The lawyer representing the smokers ``ignored certain fundamental and critical evidence that is very much a part of this case,'' Philip Morris attorney Dan Webb said Wednesday. He was to resume today what he said would be a 13-hour industry response to the smokers' claims.
The jury, which already has decided the industry conspired to make a dangerous product, was expected to begin deliberating early next week the nation's first-class action suit by smokers to reach trial. An estimated 500,000 sick Florida smokers are covered under the lawsuit.
If any money is awarded, the same panel will be asked to award punitive damages to the group to punish cigarette makers. The industry fears such an award could amount to hundreds of billions of dollars.

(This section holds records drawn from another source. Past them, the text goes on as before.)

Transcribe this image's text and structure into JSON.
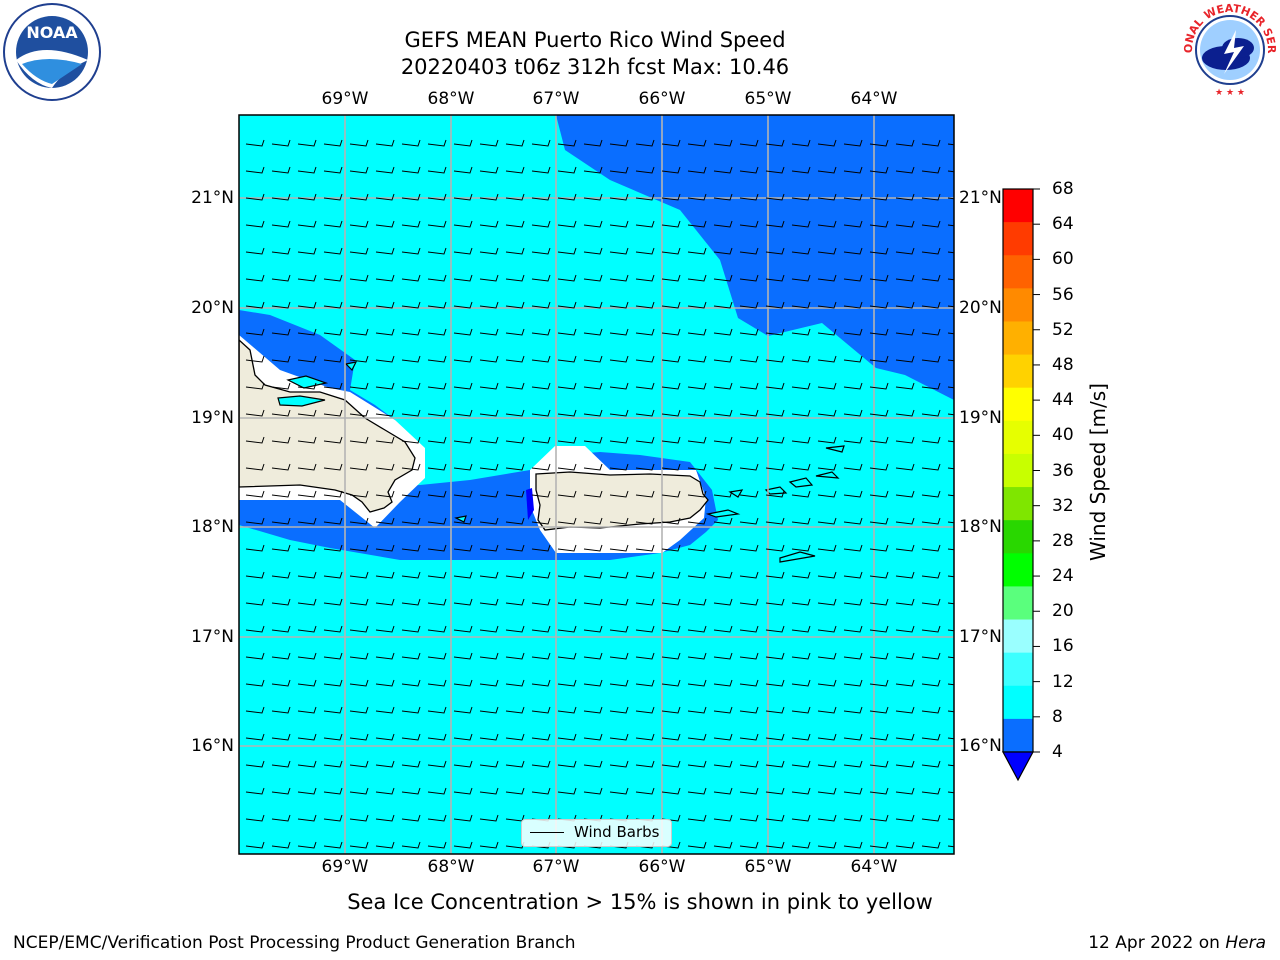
{
  "title": {
    "line1": "GEFS MEAN Puerto Rico Wind Speed",
    "line2": "20220403 t06z 312h fcst   Max: 10.46"
  },
  "longitude_labels": [
    "69°W",
    "68°W",
    "67°W",
    "66°W",
    "65°W",
    "64°W"
  ],
  "latitude_labels": [
    "21°N",
    "20°N",
    "19°N",
    "18°N",
    "17°N",
    "16°N"
  ],
  "legend": {
    "label": "Wind Barbs"
  },
  "colorbar": {
    "label": "Wind Speed [m/s]",
    "ticks": [
      "68",
      "64",
      "60",
      "56",
      "52",
      "48",
      "44",
      "40",
      "36",
      "32",
      "28",
      "24",
      "20",
      "16",
      "12",
      "8",
      "4"
    ],
    "colors": [
      "#0000ff",
      "#0a6eff",
      "#00ffff",
      "#3dffff",
      "#9affff",
      "#5aff7d",
      "#00ff00",
      "#29d700",
      "#7fe600",
      "#c8ff00",
      "#e6ff00",
      "#ffff00",
      "#ffd200",
      "#ffb000",
      "#ff8a00",
      "#ff6200",
      "#ff3b00",
      "#ff0000"
    ]
  },
  "logos": {
    "left": "NOAA",
    "right": "NATIONAL WEATHER SERVICE"
  },
  "footer": {
    "note": "Sea Ice Concentration > 15% is shown in pink to yellow",
    "credit": "NCEP/EMC/Verification Post Processing Product Generation Branch",
    "date": "12 Apr 2022 on",
    "date_system": "Hera"
  },
  "palette": {
    "field_light": "#00ffff",
    "field_dark": "#0a6eff",
    "land": "#efecdc",
    "grid": "#b4b4b4"
  }
}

For now, the jury will be asked to assess the medical bills, lost income, cost of household services the smokers are unable to perform, pain and suffering from lung cancer in Mary Farnan and the late Angie Della Vecchia and throat cancer in Frank Amodeo.

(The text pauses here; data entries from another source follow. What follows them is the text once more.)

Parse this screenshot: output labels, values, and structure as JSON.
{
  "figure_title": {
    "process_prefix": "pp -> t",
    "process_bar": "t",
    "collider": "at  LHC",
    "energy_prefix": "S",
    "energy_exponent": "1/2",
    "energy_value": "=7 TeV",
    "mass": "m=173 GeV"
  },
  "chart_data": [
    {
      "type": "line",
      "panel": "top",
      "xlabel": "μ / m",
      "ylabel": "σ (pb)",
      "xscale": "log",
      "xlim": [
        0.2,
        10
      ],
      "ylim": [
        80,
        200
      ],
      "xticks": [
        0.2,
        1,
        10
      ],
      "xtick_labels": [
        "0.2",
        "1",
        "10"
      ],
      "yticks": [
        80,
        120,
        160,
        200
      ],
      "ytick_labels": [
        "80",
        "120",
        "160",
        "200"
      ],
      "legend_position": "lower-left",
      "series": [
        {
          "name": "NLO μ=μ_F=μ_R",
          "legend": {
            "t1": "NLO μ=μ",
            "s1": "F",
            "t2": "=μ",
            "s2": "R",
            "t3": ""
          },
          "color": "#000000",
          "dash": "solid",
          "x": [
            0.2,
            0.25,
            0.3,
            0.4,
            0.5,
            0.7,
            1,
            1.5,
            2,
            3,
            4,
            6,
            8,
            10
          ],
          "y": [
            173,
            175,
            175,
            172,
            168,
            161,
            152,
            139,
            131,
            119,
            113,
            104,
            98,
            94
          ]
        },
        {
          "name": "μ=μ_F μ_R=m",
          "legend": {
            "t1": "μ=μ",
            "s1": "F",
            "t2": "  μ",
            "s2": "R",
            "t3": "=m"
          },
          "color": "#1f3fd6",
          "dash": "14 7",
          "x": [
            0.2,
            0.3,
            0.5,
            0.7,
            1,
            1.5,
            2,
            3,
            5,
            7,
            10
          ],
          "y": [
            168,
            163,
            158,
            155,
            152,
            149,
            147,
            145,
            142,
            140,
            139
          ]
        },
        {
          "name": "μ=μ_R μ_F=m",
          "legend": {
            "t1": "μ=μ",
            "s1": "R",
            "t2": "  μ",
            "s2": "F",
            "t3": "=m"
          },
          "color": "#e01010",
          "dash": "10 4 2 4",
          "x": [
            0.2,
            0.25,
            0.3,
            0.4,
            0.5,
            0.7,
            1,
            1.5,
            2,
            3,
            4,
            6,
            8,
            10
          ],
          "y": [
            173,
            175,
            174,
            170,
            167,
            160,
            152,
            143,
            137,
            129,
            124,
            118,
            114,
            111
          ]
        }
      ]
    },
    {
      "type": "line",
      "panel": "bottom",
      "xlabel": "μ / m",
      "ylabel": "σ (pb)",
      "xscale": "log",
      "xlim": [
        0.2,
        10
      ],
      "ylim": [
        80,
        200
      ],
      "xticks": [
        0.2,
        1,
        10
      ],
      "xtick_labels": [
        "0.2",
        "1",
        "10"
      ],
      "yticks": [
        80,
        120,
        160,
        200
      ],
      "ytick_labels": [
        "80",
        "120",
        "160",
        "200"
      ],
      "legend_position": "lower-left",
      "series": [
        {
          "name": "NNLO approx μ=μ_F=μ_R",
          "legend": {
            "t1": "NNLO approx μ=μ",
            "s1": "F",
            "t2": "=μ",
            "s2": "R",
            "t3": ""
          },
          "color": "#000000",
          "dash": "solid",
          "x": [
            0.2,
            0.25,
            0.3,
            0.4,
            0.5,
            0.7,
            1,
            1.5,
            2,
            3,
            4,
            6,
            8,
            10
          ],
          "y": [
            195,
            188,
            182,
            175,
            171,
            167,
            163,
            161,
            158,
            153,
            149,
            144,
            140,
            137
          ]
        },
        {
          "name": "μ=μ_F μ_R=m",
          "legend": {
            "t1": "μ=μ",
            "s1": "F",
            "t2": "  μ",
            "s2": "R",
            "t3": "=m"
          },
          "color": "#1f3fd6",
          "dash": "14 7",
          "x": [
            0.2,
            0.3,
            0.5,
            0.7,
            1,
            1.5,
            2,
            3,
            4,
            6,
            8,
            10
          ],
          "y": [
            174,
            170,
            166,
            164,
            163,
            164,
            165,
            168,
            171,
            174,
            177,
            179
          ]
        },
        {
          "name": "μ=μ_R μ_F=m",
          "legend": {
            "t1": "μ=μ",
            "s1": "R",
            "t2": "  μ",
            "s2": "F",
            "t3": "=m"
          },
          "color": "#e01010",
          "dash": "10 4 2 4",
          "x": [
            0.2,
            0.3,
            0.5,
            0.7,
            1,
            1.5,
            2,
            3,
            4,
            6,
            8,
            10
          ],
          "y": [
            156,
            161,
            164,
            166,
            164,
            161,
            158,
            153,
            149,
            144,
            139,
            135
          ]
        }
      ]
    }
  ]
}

Physicians and outside experts blamed smoking for each case.
The industry has offered evidence that bronchioalveolar cancer - a form of lung cancer that the jury decided is not linked to smoking - caused the cancers. It blamed industrial wood dust as a possible cause of Amodeo's cancer.
Jurors must consider the individual smokers' awareness of bad conduct by cigarette makers, the choices they made whether to smoke or quit and their personal responsibility, Webb argued.
For the first time, smokers' attorney Stanley Rosenblatt offered the dollar figure for ``devastating, ravaging injuries'' caused by the industry's defective products.
Economic losses totaled $4.2 million for the three: $2.1 million for Amodeo, $1.6 million for Farnan and $523,000 for Della Vecchia, Rosenblatt said.
He asked for an additional $2 million to $3 million each to cover the intangibles - doubts about whether Farnan will see her 9-year-old daughter graduate from high school, 19-year-old James Della Vecchia's loss of his mother and the price Amodeo pays for never being able to eat or drink for the rest of his life. He is fed through a stomach tube because of throat damage.
The defendants are Philip Morris Inc., R.J. Reynolds Tobacco Co., Brown & Williamson Tobacco Corp., Lorillard Tobacco Co., Liggett Group Inc. and the industry's Council for Tobacco Research and Tobacco Institute.